Abstract:Currently, cortical surface registration techniques based on classical methods have been well developed. However, a key issue with classical methods is that for each pair of images to be registered, it is necessary to search for the optimal transformation in the deformation space according to a specific optimization algorithm until the similarity measure function converges, which cannot meet the requirements of real-time and high-precision in medical image registration. Researching cortical surface registration based on deep learning models has become a new direction. But so far, there are still only a few studies on cortical surface image registration based on deep learning. Moreover, although deep learning methods theoretically have stronger representation capabilities, surpassing the most advanced classical methods in registration accuracy and distortion control remains a challenge. Therefore, to address this challenge, this paper constructs a deep learning model to study the technology of cortical surface image registration. The specific work is as follows: (1) An unsupervised cortical surface registration network based on a multi-scale cascaded structure is designed, and a convolution method based on spherical harmonic transformation is introduced to register cortical surface data.

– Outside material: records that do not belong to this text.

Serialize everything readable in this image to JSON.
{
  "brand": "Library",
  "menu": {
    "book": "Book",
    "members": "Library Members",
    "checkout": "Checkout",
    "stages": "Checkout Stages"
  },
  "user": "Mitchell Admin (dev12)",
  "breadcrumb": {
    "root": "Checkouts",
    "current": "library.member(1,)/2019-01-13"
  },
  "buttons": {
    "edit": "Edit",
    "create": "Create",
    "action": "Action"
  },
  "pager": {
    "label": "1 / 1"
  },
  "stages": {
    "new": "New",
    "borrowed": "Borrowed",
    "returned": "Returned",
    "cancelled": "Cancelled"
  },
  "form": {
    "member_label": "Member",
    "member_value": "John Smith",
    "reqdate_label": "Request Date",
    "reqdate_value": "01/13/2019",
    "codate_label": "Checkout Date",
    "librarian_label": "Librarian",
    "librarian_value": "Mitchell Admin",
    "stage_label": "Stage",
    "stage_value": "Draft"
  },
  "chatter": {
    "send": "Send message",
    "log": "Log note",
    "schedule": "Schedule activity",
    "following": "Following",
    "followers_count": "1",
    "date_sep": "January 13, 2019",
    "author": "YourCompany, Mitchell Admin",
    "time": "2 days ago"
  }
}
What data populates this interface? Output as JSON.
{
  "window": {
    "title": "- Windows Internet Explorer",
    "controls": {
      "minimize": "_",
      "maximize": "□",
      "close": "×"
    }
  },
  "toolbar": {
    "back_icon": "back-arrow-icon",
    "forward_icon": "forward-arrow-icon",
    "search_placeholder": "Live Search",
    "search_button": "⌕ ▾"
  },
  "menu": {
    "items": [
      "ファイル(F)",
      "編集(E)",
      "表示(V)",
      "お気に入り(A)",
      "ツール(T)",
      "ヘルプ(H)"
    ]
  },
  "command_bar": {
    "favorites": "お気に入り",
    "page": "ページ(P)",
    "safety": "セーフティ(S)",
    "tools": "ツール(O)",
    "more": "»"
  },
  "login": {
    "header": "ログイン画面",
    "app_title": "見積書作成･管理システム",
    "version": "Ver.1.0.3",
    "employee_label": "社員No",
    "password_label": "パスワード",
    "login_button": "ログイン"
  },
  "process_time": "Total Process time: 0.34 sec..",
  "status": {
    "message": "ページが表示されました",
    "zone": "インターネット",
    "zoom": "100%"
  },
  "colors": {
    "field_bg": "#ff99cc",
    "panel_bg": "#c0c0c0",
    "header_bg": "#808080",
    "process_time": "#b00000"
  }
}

This solves the problem of scale-inflexibility of spherical feature transformation and optimizes the multi-scale registration process. (2)By integrating the attention mechanism, a graph-enhenced module is introduced into the registration network, using the graph attention module to help the network learn global features of cortical surface data, enhancing the learning ability of the network. The results show that the graph attention module effectively enhances the network's ability to extract global features, and its registration results have significant advantages over other methods.